First edit conf/core-site.xml:
<configuration> <property> <name>fs.default.name</name> <value>hdfs://localhost:9000</value> </property> </configuration>
Set the URI of the Hadoop NameNode.
Next edit conf/hdfs-site.xml:
<configuration> <property> <name>dfs.replication</name> <value>1</value> </property> </configuration>
Set the default replication value for each file. This can be overridden with per file replication settings.
Finally edit conf/mapred-site.xml:
<configuration> <property> <name>mapred.job.tracker</name> <value>localhost:9001</value> </property> </configuration>
Next setup password-less ssh with keys. Hadoop communicates over ssh so you need to setup ssh keys to allow Hadoop to ssh as needed. For more information see the Setting Up SSH Keys, Using SSH Agents, and Tunnels Tutorial
$ ssh-keygen -t dsa -P '' -f ~/.ssh/id_dsa $ cat ~/.ssh/id_dsa.pub >> ~/.ssh/authorized_keys
Format the HDFS filesystem to prepare it for use. This simply creates the needed directory structures for the HDFS filesystem.
$ hadoop namenode -format
Now that everything is configured and setup start the daemons.
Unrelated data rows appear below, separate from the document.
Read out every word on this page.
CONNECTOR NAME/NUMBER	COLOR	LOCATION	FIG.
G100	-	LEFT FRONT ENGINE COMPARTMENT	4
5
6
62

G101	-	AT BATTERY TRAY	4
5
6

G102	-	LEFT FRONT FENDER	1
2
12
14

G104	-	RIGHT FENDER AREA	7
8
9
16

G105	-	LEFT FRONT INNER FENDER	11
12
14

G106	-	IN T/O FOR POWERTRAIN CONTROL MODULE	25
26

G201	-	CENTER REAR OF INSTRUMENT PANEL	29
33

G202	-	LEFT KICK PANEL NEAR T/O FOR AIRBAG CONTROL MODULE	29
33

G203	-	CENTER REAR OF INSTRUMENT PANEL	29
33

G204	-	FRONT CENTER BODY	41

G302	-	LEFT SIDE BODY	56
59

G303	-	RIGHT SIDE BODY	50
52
Running a job in cluster mode is the same as launching a standalone job. Except that the dataset needs to be copied into HDFS before processing it with Hadoop. This example will process the text of The Federalist Papers available from The Gutenberg Project at Archive.org.
$ wget http://ia331428.us.archive.org/2/items/thefederalistpap00018gut/feder16.txt $ hadoop dfs -put feder16.txt / $ hadoop jar hadoop-0.20.1-examples.jar wordcount /feder16.txt /out
First use wget to download the Federalist Papers from The Gutenberg project archive. Then copy the file into the hadoop filesystem. Then run the wordcount job out of the example jar file. The example jar file used includes several examples worth looking at. The source is included in the hadoop package in src/examples/org/apache/hadoop/examples/ in standard java class directory structure. The wordcount function simply counts the times each word occurs in The Federalist Papers. The output is stored in the /out directory.
The streaming module allows any executable to be used in MapReduce jobs. It's included as part of the hadoop package in the contrib/streaming directory.
$ hadoop jar contrib/streaming/hadoop-0.20.1-streaming.jar -input feder16.txt -output out2 -mapper "grep -i liberty" -reducer "uniq -c"
Again run a hadoop job against The Federalist Papers file. This job greps the file for the word liberty case-insensitive. The job then reduces the list of lines containing liberty to a unique list of those lines counting the number of occurances.